Anderson füllt seine Besetzung mit gefeierten Schauspielern und anderen, die noch nicht gefeiert werden, aber in seinem Film ihren Coming-Out-Effekt erfahren, und er filmt sie mit uneingeschränkter Faszination und ungehemmter Begeisterung. „Asteroid City“ ist ein Film voller frontaler Gesichter. Es gibt derzeit keinen Regisseur, der so besessen von Gesichtern ist wie Anderson. Bei aller sorgfältigen Konstruktion und feinkörnigen Komposition der Darbietungen und Bilder seiner Filme ist er in seiner Aufmerksamkeit für Gesichter der Haupterbe von Cassavetes in der aktuellen Regisseurgeneration. Andersons kompromisslose Kompositionen ermöglichen es ihm, seinen Schauspielern ins Gesicht zu blicken; Darüber hinaus ist die direkte Konfrontation der Schauspieler, die einander durch den Blick in die Kamera anschauen und dadurch den Betrachter konfrontieren, eines seiner Hauptmotive. Andersons Schauspieler zu sehen bedeutet praktisch, in direkter persönlicher Beziehung zu ihnen zu stehen. Andersons Kino ist eine Steigerung der Liebe, einer intensiven Verbindung mit dem, was auf der Leinwand zu sehen ist.

Es stellt sich die Frage, warum so viele Kritiker Anderson vorwerfen, Emotionen durch die Eskapaden seiner Kunstgriffe zu unterdrücken, und warum sich diese kritische Haltung seit langem durchgesetzt hat und immer noch ernst genommen wird. Glücklicherweise liefert „Asteroid City“ mit seinem Rahmengerät die Antwort. Die von Cranston moderierte Sendung ist auch eine Geschichte des Theaters selbst, und nicht weniger als Charlie Chaplins „Limelight“ oder Joseph L. Mankiewicz‘ „All About Eve“ bietet Andersons Film einen entscheidenden Kontrast zwischen der Kunst des Theaters und der Kunst des Theaters Kino. Die Schwarz-Weiß-TV-Show, die den gesamten Film durchzieht, erzählt die Geschichte, wie Jones Hall, ein unbekannter Schauspieler, durch seine persönliche Verbindung mit dem Dramatiker Conrad Earp plötzlich berühmt wurde; Es zeigt, wie der berühmte Regisseur Schubert Green (Adrien Brody) das nicht existierende Stück auf die Bühne brachte, wie er sein Privatleben seiner Karriere opferte und wie auch seine turbulente berufliche Beziehung mit der Co-Starin des Stücks, Mercedes Ford, dazu führte zur Beförderung eines unerschrockenen Zweitbesetzungspartners (Ryan) in eine Hauptrolle (als Woodrow).

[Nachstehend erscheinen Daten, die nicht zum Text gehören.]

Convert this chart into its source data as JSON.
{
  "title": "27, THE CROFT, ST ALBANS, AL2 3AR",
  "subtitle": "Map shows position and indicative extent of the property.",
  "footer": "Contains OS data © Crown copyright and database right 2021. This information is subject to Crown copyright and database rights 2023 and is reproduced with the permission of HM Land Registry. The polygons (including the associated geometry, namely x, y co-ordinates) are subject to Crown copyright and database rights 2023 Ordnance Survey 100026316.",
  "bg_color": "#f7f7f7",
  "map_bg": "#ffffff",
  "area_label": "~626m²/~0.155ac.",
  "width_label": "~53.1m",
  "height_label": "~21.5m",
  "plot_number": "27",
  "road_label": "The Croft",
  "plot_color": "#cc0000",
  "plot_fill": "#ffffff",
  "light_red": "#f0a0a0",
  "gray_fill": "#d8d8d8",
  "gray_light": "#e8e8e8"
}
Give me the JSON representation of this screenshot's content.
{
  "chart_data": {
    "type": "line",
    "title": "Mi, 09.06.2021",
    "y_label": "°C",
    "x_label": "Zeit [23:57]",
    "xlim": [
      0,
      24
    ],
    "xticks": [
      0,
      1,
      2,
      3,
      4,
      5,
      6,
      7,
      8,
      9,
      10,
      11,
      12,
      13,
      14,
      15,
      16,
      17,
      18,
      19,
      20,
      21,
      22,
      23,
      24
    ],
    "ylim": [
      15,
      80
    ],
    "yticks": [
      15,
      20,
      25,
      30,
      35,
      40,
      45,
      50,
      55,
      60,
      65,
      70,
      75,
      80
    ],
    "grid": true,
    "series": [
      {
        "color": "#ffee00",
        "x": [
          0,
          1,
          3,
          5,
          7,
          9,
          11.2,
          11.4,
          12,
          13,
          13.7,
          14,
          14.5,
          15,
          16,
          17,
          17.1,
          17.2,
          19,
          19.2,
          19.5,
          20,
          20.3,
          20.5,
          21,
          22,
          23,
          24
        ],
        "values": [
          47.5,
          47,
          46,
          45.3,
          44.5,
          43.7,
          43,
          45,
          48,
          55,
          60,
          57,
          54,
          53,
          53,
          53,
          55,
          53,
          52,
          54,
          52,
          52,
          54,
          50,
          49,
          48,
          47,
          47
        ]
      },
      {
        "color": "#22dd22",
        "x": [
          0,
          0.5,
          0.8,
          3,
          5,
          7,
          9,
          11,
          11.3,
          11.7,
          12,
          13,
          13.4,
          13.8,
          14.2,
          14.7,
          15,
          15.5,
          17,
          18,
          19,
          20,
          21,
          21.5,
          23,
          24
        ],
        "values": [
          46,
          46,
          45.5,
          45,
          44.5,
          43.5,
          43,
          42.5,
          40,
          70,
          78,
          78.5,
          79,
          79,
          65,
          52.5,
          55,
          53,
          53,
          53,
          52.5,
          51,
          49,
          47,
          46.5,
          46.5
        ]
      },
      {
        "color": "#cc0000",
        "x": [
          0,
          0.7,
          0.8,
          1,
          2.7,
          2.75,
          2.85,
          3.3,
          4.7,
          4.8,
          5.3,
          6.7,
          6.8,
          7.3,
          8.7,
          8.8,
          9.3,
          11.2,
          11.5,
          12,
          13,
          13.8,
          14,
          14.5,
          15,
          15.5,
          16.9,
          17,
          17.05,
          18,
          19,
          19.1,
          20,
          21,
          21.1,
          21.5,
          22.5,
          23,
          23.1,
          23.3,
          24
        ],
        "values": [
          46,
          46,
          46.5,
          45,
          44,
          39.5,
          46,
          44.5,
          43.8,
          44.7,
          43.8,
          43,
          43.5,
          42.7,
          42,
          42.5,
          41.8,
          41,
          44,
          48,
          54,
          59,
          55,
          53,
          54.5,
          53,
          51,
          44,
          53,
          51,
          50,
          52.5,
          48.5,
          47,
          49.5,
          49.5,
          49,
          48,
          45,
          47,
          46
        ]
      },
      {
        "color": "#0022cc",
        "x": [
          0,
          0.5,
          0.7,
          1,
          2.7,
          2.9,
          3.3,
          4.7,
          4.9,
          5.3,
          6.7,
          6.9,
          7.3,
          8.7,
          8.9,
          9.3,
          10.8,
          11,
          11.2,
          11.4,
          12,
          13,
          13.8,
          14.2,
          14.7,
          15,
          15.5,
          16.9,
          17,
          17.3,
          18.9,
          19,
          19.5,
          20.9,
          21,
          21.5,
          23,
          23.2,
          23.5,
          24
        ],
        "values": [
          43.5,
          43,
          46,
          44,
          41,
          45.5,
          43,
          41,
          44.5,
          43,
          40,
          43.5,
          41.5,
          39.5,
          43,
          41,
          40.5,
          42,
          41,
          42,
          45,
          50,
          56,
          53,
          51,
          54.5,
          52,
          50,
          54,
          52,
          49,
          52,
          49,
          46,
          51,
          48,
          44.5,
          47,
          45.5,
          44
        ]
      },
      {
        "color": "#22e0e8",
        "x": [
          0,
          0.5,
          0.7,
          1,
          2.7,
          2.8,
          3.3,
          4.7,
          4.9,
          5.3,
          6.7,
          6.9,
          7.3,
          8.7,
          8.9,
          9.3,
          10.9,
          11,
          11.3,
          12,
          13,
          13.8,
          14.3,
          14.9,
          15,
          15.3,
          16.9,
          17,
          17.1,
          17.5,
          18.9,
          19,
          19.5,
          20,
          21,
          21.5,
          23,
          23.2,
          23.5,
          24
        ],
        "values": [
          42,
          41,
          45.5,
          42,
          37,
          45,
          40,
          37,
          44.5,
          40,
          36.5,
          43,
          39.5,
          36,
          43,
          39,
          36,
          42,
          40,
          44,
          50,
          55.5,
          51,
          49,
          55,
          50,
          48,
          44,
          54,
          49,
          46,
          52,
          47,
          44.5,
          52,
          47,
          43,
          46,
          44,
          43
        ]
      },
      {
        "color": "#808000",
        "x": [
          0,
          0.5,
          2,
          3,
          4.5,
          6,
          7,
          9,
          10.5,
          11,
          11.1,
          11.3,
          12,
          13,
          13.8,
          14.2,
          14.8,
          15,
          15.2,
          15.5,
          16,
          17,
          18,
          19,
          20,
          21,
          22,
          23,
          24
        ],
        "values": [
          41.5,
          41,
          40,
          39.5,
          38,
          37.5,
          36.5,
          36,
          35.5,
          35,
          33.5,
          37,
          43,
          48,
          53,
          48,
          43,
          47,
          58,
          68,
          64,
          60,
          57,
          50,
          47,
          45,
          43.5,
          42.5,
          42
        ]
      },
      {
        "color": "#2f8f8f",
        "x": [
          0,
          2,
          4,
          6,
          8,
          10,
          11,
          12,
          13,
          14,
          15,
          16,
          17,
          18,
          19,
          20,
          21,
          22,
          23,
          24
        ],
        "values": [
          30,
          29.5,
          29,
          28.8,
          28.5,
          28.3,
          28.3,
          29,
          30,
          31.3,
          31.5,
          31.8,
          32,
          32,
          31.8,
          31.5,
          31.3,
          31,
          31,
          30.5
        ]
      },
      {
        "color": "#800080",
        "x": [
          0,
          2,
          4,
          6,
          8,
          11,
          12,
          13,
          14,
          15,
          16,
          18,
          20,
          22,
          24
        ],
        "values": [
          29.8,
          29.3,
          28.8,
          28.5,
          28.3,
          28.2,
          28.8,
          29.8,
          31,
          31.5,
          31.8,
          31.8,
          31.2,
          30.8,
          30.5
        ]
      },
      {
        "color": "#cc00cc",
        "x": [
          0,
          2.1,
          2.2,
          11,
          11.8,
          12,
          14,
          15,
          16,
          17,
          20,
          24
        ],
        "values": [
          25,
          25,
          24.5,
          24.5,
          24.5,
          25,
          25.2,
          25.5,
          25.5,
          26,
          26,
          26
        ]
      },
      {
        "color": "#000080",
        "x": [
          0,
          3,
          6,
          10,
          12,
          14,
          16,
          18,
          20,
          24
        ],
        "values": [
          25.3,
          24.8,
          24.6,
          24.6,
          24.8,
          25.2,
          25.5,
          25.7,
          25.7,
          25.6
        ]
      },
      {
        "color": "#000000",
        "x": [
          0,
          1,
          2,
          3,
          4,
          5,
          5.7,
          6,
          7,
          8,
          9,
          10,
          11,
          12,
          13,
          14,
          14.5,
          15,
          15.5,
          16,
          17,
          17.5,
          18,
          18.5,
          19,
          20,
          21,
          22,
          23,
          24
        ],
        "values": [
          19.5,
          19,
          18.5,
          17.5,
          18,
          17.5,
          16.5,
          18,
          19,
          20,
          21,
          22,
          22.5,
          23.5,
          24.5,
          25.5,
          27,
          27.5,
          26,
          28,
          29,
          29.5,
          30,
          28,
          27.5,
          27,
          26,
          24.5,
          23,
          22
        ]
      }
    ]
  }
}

Es zeigt auch einen intensiven, leidenschaftlichen Schauspieler-Workshop unter der Leitung des charismatischen Lehrers Saltzburg Keitel (Willem Dafoe). Dies ist natürlich eine Anspielung auf das Actors Studio und eine Umgebung, in der Schlüsselmomente des Stücks einer scharfsinnigen analytischen Prüfung und angeleiteten Improvisationen unterliegen.

Die schwarz-weiße Fernsehsendung ist eine Geschichte des Theaters, die hauptsächlich so gefilmt wird, als würde man sie nicht durch den forschenden, umherschweifenden und Intimität provozierenden Blick einer Kamera betrachten, sondern aus einer theatralischen, bühnengebundenen Distanz. Ja, die Kamera bewegt sich, und Anderson führt einige geniale Manöver dafür durch (wie bei horizontalen Kamerafahrten hinter der Bühne, um Schuberts provisorische Wohnräume zu zeigen). Aber er bietet nur wenige Nahaufnahmen, wahrt Distanz (manchmal verblüffend frustrierend) zu der mächtigen Besetzung, die er für die theatralischen Sequenzen zusammenstellt, und weist damit auf einen wesentlichen Unterschied zwischen dieser Theaterwelt und seiner eigenen filmischen Welt hin. Es ist der Erfolg solch wilder Darbietungen – und die Gleichsetzung von Wildheit mit Wahrhaftigkeit, von der Zurschaustellung von Gefühlen mit dem Gefühl von Gefühlen –, die sowohl die Methode als auch das Actors Studio in der modernen künstlerischen Mythologie verankert und Kritiker an die Art von Darbietungen gewöhnt hat Anderson erreicht.